A pesare è soprattutto il ritardo nello sviluppo di percorsi adeguati per l’età evolutiva. Secondo quanto denunciato dal sindacato, quasi il 60% del territorio provinciale risulta privo di strutture e percorsi di emergenza-urgenza dedicati ai pazienti psichiatrici minorenni, mentre persistono forti carenze nella rete ospedaliera e nei collegamenti con il territorio.

«Sul territorio provinciale, per quasi il 60%, non sono stati ancora sviluppati percorsi adeguati per l’emergenza psichiatrica in età evolutiva. Servono risposte immediate, strutture dedicate e percorsi di cura anche residenziali per i pazienti adulti»

Il NurSind evidenzia la necessità di riorganizzare l’intero sistema, a partire dalla gestione delle acuzie psichiatriche nei minori, passando per un triage realmente appropriato nei pronto soccorso, fino alla possibilità di effettuare accertamenti e trattamenti anche in assenza di consenso, garantendo sempre la presenza dello specialista.
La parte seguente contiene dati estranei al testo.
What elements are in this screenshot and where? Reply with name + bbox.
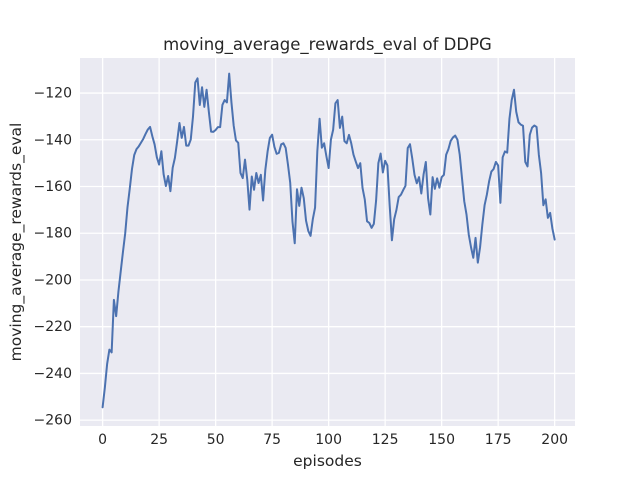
x-tick-label: 125 — [372, 432, 399, 448]
x-tick-label: 150 — [428, 432, 455, 448]
x-axis-label: episodes — [293, 452, 362, 470]
grid-lines — [80, 58, 575, 426]
series-layer — [101, 72, 556, 409]
y-tick-label: −200 — [34, 272, 72, 288]
x-tick-label: 175 — [485, 432, 512, 448]
y-tick-label: −220 — [34, 319, 72, 335]
y-tick-label: −240 — [34, 366, 72, 382]
plot-background — [80, 58, 575, 426]
x-tick-labels: 0 25 50 75 100 125 150 175 200 — [98, 432, 568, 448]
chart-title: moving_average_rewards_eval of DDPG — [163, 35, 492, 55]
y-tick-label: −160 — [34, 179, 72, 195]
x-tick-label: 25 — [150, 432, 168, 448]
x-tick-label: 75 — [263, 432, 281, 448]
y-tick-label: −140 — [34, 132, 72, 148]
y-tick-label: −180 — [34, 226, 72, 242]
x-tick-label: 200 — [541, 432, 568, 448]
y-tick-labels: −120 −140 −160 −180 −200 −220 −240 −260 — [34, 86, 72, 429]
y-tick-label: −260 — [34, 413, 72, 429]
data-series-line — [101, 72, 556, 409]
x-tick-label: 100 — [315, 432, 342, 448]
x-tick-label: 0 — [98, 432, 107, 448]
y-axis-label: moving_average_rewards_eval — [7, 123, 26, 362]
y-tick-label: −120 — [34, 86, 72, 102]
x-tick-label: 50 — [207, 432, 225, 448]
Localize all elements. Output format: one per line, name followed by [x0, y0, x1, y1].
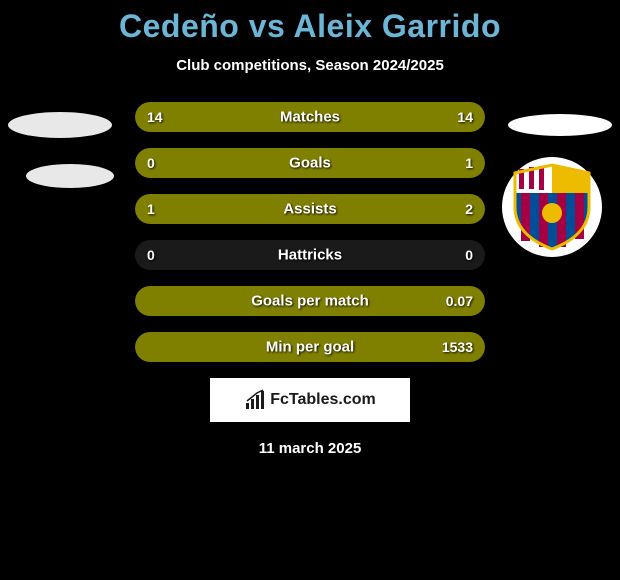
player-left-club-placeholder — [26, 164, 114, 188]
date-label: 11 march 2025 — [0, 440, 620, 457]
stat-row: Min per goal 1533 — [135, 332, 485, 362]
stat-value-left: 1 — [147, 201, 155, 217]
stat-row: Matches 14 14 — [135, 102, 485, 132]
brand-box[interactable]: FcTables.com — [210, 378, 410, 422]
player-left-avatar-placeholder — [8, 112, 112, 138]
stat-value-right: 1533 — [442, 339, 473, 355]
stat-value-left: 0 — [147, 247, 155, 263]
stat-value-right: 14 — [457, 109, 473, 125]
subtitle: Club competitions, Season 2024/2025 — [0, 57, 620, 74]
stat-value-right: 0 — [465, 247, 473, 263]
stat-label: Goals — [289, 155, 331, 172]
barcelona-crest-icon — [511, 163, 593, 251]
player-right-club-badge — [502, 157, 602, 257]
stats-area: Matches1414Goals01Assists12Hattricks00Go… — [0, 102, 620, 362]
stat-rows: Matches1414Goals01Assists12Hattricks00Go… — [135, 102, 485, 362]
stat-row: Goals per match 0.07 — [135, 286, 485, 316]
chart-icon — [244, 389, 266, 411]
stat-value-left: 0 — [147, 155, 155, 171]
stat-value-left: 14 — [147, 109, 163, 125]
stat-label: Min per goal — [266, 339, 354, 356]
brand-label: FcTables.com — [270, 391, 376, 409]
stat-row: Hattricks 0 0 — [135, 240, 485, 270]
stat-value-right: 2 — [465, 201, 473, 217]
player-right-avatar-placeholder — [508, 114, 612, 136]
stat-label: Goals per match — [251, 293, 369, 310]
comparison-card: Cedeño vs Aleix Garrido Club competition… — [0, 0, 620, 457]
stat-row: Goals 0 1 — [135, 148, 485, 178]
stat-value-right: 1 — [465, 155, 473, 171]
stat-value-right: 0.07 — [446, 293, 473, 309]
stat-label: Hattricks — [278, 247, 342, 264]
stat-row: Assists 1 2 — [135, 194, 485, 224]
stat-label: Assists — [283, 201, 336, 218]
page-title: Cedeño vs Aleix Garrido — [0, 8, 620, 45]
stat-label: Matches — [280, 109, 340, 126]
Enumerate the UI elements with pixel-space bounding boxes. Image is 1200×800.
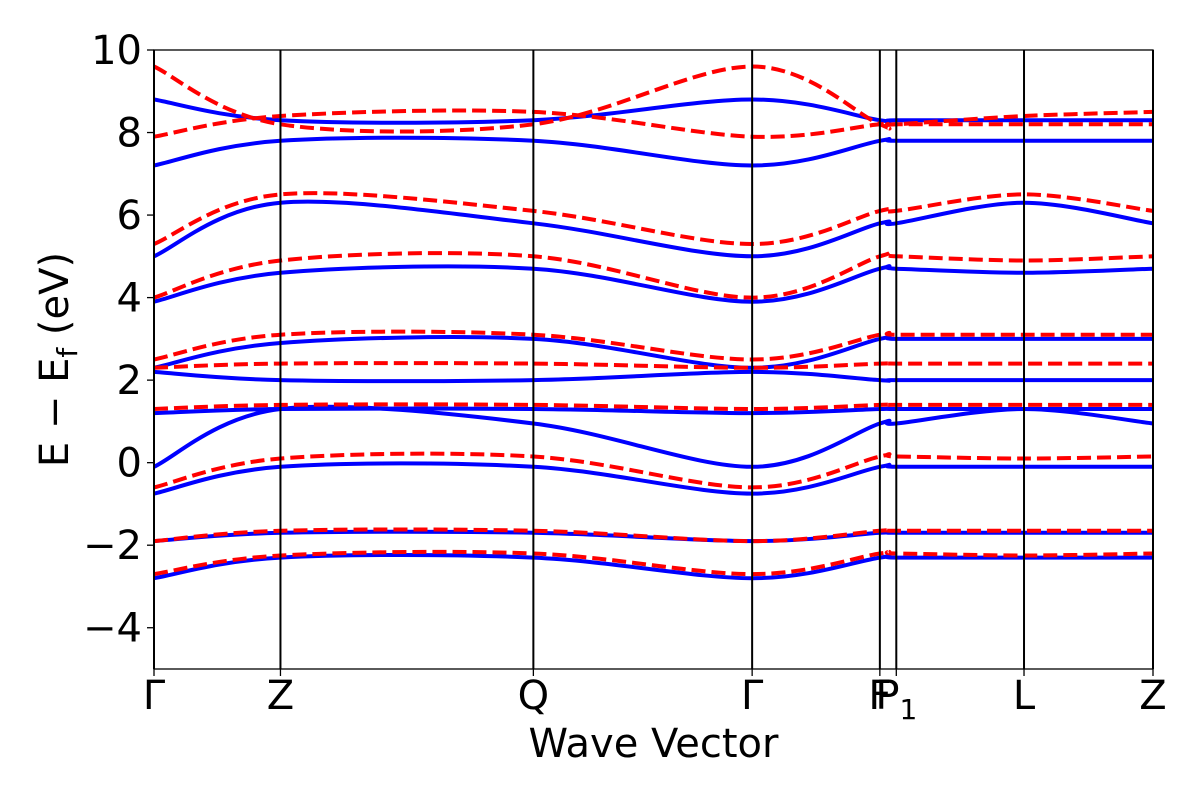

Ma è sull’assetto organizzativo interno che emergono le criticità più evidenti. Il reparto di Psichiatria dell’ospedale di Cosenza, secondo il sindacato, opera in condizioni di forte pressione, con un numero di posti letto inadeguato rispetto alla domanda reale.

«Riteniamo profondamente errata la gestione dei 12 posti letto, non sufficienti alle continue richieste di ricovero. Si arriva di fatto a 13 o 14 pazienti, con gravi ripercussioni sull’organizzazione e sulla qualità dell’assistenza»

Una situazione che si traduce in sovraccarico per il personale sanitario, già segnato da fenomeni di burnout, stress lavorativo e crescente età media degli operatori. Il rischio, evidenzia il NurSind, è quello di compromettere ulteriormente la qualità delle cure e la sicurezza degli stessi operatori.

Nel documento, firmato dal segretario territoriale Roberto Mazzucca, emerge con forza la richiesta di un cambio di passo, che passi anche attraverso la valorizzazione delle professionalità presenti, una migliore gestione delle risorse e una verifica puntuale dell’utilizzo dei fondi disponibili.

«Il confronto è indispensabile per verificare la reale spendibilità delle risorse e per potenziare strutture e personale. Occorre valorizzare le eccellenze presenti e colmare le carenze che oggi penalizzano il sistema»

Il sindacato punta inoltre a una maggiore integrazione tra ospedale, territorio, terzo settore e servizi sociali, con l’obiettivo di costruire modelli terapeutici e riabilitativi più efficaci e sostenibili nel tempo.

Resta centrale anche la questione della governance: tra le richieste avanzate, infatti, figura la nomina del direttore del reparto di Psichiatria, considerata fondamentale per garantire stabilità organizzativa e visione strategica.

La richiesta del NurSind è chiara: aprire subito un tavolo di confronto serio e operativo per affrontare una delle emergenze più complesse e sottovalutate del sistema sanitario.